Post by mehedi15a on Mar 12, 2024 11:12:43 GMT 2
Heavy, and I include myself, and that is why I will make special emphasis on making this article easy to read, focusing only on the most relevant aspects. This is a standard that defines how to manage cybersecurity in companies that operate critical or essential services . What companies are you referring to? Here I quote verbatim what the standard says : In accordance with article 2 of Royal Decree-Law 12/2018, of September 7, this royal decree will apply to the provision of: a) Essential services dependent on information networks and systems included in the strategic sectors defined in the annex to Law 8/2011, of April 28, which establishes measures for the protection of critical infrastructures. b) Digital services that are online markets, online search engines and cloud computing services. They will be subject to this royal decree: a) Essential service operators established in Spain.
It will be understood that an operator of essential services is established in Spain when its residence or registered office is in Spanish territory, provided that these coincide with the place where the administrative management and direction of its businesses or activities are UK Mobile Database effectively centralized. Likewise, this royal decree will apply to the essential services that operators resident or domiciled in another State offer through a permanent establishment located in Spain. b) Digital service providers that have their registered office in Spain and constitute their main establishment in the European Union, as well as those that, not being established in the European Union, designate their representative in the Union in Spain for compliance. of Directive (EU) 2016/1148 of the European Parliament and of the Council of 6 July 2016 on measures to ensure a high common level of security of networks and information systems in the Union.
And does not apply to: a) Operators of electronic communications networks and services and trusted electronic service providers who are not designated as critical operators under Law 8/2011, of April 28. b) Digital service providers when they are micro or small businesses, in accordance with the definitions set out in Commission Recommendation 2003/361/EC of 6 May 2003 on the definition of micro, small and medium-sized businesses. companies. And what do these companies have to apply? Once the companies that are affected have been identified, this standard says that they must comply with the National Security Scheme , high level . What implications does the application of this standard have? To begin with, the security policies that must be established must contemplate the following actions: Carry out the corresponding risk management analysis Manage risks originated by third parties or suppliers Define the catalog of security.

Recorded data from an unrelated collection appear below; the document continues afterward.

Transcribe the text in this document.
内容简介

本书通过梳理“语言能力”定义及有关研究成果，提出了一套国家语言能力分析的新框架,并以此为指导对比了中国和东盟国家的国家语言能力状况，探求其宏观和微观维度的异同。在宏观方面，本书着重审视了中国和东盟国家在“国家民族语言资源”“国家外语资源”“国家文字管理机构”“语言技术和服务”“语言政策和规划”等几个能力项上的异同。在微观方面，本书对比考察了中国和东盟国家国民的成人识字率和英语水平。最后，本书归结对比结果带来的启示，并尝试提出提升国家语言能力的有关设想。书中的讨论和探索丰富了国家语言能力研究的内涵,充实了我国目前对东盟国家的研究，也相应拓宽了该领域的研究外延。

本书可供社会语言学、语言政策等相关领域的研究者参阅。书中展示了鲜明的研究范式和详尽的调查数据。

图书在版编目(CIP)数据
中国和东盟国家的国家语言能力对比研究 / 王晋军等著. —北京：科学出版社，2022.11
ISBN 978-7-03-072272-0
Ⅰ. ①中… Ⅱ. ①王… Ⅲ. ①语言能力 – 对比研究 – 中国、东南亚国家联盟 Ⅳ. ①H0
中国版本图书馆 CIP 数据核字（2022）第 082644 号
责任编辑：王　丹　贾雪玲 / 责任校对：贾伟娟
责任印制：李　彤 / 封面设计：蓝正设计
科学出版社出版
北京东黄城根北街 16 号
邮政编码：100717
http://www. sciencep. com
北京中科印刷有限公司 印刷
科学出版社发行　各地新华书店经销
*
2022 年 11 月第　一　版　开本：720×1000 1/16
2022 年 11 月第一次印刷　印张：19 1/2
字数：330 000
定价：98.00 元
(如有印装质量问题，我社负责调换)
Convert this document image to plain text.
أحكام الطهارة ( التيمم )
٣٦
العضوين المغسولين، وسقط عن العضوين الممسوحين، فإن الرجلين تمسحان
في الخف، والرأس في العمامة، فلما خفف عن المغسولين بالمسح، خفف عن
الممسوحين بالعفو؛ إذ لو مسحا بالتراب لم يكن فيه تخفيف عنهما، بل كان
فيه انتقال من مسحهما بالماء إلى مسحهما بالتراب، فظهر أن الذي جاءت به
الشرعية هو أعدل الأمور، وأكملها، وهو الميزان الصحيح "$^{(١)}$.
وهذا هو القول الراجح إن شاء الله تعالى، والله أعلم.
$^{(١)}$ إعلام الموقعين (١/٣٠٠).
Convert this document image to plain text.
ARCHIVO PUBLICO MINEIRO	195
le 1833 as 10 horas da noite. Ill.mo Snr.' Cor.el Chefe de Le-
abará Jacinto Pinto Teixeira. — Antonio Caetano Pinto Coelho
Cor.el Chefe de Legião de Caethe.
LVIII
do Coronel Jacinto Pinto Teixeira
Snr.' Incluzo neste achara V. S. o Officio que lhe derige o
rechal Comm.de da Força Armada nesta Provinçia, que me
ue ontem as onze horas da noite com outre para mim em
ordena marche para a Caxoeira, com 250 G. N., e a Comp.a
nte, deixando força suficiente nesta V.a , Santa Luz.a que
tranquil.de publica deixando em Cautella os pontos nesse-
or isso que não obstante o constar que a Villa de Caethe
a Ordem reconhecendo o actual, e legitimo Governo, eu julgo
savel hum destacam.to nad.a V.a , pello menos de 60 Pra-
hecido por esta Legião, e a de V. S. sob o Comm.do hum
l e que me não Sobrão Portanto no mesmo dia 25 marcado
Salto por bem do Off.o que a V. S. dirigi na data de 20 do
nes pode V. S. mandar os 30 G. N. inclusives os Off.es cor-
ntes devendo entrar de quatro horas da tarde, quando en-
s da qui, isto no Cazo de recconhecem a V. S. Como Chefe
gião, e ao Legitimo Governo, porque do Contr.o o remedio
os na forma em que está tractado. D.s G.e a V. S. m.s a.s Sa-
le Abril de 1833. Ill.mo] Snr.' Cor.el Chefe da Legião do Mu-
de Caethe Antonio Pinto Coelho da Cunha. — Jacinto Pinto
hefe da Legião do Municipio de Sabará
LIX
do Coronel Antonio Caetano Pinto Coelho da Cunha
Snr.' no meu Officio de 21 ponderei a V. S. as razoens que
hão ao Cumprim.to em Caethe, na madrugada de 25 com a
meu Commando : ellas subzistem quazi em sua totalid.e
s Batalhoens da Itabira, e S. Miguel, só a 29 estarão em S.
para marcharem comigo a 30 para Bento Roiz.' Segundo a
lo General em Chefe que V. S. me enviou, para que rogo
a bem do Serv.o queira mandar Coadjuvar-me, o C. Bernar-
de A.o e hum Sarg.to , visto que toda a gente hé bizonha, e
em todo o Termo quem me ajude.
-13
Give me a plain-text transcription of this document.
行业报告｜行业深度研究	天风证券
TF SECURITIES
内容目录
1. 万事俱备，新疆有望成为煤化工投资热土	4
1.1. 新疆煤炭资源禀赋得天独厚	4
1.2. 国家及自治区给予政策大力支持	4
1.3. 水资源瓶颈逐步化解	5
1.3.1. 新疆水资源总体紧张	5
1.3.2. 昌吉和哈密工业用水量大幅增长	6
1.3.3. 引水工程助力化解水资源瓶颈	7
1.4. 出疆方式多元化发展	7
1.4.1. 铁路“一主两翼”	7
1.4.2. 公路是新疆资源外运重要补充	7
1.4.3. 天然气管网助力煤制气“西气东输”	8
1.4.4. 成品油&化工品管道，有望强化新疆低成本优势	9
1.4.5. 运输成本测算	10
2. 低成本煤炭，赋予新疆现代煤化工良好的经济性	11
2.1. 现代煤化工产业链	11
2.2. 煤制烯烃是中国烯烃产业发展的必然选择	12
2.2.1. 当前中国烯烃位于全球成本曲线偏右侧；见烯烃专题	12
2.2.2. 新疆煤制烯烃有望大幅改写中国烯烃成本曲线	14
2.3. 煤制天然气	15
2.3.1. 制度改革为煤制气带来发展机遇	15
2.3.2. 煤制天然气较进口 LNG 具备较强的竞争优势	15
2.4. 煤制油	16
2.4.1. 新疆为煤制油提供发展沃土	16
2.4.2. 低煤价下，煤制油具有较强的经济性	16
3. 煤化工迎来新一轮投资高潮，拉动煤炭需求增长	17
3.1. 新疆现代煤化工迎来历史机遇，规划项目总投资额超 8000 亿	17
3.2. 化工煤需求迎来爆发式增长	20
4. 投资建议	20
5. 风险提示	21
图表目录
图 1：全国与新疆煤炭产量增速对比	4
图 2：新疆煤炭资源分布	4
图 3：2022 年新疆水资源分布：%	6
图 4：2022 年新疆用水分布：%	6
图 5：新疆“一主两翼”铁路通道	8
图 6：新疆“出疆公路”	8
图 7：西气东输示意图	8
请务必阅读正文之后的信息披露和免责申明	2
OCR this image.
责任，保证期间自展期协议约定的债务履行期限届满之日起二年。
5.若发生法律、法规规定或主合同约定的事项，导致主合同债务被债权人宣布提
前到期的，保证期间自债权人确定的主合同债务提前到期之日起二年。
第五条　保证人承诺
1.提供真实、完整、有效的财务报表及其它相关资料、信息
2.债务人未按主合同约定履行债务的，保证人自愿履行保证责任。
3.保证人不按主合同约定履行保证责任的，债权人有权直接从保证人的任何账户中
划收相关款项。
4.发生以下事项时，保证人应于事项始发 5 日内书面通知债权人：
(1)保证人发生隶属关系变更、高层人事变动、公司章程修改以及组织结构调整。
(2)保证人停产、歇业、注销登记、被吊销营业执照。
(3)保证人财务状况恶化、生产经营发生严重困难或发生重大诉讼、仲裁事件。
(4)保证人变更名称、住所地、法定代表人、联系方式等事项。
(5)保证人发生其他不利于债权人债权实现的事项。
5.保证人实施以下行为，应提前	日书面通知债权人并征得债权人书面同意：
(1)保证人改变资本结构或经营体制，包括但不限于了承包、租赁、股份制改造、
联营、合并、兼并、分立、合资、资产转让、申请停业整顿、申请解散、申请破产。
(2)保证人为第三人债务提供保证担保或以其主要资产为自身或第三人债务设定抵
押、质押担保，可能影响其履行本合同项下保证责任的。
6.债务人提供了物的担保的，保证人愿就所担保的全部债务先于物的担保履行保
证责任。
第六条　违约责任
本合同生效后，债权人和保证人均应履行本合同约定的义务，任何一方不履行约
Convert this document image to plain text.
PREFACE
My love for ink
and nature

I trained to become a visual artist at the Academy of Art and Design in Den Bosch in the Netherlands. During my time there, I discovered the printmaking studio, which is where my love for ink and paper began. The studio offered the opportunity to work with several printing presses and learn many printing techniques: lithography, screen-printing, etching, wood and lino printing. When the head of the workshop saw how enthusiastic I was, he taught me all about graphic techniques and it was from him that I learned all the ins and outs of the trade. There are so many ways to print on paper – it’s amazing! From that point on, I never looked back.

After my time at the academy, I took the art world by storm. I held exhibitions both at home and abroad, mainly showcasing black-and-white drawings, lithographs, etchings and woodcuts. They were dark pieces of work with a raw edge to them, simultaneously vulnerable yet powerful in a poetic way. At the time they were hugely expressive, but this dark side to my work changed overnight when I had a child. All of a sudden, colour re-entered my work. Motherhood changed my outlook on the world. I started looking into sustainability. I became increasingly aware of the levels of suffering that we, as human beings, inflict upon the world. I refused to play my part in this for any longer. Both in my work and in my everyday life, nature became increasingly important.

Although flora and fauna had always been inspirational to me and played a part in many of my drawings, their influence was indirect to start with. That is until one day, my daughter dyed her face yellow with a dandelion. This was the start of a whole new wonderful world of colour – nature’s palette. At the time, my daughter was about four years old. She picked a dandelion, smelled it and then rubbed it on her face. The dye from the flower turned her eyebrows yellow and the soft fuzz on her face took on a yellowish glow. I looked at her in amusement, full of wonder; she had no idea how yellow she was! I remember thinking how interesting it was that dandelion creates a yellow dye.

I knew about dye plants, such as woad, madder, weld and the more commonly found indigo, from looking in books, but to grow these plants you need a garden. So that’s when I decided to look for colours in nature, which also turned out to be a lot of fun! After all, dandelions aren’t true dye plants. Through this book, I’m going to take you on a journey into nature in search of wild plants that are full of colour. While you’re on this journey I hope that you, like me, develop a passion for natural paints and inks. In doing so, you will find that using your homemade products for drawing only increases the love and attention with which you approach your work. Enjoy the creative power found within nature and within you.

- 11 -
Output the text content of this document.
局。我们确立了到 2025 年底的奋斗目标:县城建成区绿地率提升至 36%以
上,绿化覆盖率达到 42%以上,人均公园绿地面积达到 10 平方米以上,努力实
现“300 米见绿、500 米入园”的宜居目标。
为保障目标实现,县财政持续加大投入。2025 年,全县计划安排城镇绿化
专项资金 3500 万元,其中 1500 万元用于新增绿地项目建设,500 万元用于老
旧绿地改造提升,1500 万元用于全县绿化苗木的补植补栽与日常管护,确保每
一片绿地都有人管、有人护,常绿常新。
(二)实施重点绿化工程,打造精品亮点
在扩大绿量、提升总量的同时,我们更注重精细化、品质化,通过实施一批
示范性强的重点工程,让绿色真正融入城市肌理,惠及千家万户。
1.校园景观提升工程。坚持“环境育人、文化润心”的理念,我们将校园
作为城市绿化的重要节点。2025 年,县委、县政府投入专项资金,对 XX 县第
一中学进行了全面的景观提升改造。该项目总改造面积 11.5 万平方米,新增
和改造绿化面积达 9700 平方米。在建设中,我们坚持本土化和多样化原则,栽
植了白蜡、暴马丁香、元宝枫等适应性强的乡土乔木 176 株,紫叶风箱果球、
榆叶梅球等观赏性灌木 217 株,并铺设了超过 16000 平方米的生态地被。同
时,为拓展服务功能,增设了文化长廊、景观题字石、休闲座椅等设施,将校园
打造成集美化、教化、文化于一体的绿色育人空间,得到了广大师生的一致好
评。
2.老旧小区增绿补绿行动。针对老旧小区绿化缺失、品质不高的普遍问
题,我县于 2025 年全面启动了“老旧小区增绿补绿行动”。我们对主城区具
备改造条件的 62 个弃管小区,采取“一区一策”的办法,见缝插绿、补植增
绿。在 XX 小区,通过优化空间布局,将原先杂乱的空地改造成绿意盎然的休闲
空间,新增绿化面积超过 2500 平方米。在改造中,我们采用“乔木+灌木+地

It will be understood that an operator of essential services is established in Spain when its residence or registered office is in Spanish territory, provided that these coincide with the place where the administrative management and direction of its businesses or activities are UK Mobile Database effectively centralized. Likewise, this royal decree will apply to the essential services that operators resident or domiciled in another State offer through a permanent establishment located in Spain. b) Digital service providers that have their registered office in Spain and constitute their main establishment in the European Union, as well as those that, not being established in the European Union, designate their representative in the Union in Spain for compliance. of Directive (EU) 2016/1148 of the European Parliament and of the Council of 6 July 2016 on measures to ensure a high common level of security of networks and information systems in the Union.
And does not apply to: a) Operators of electronic communications networks and services and trusted electronic service providers who are not designated as critical operators under Law 8/2011, of April 28. b) Digital service providers when they are micro or small businesses, in accordance with the definitions set out in Commission Recommendation 2003/361/EC of 6 May 2003 on the definition of micro, small and medium-sized businesses. companies. And what do these companies have to apply? Once the companies that are affected have been identified, this standard says that they must comply with the National Security Scheme , high level . What implications does the application of this standard have? To begin with, the security policies that must be established must contemplate the following actions: Carry out the corresponding risk management analysis Manage risks originated by third parties or suppliers Define the catalog of security.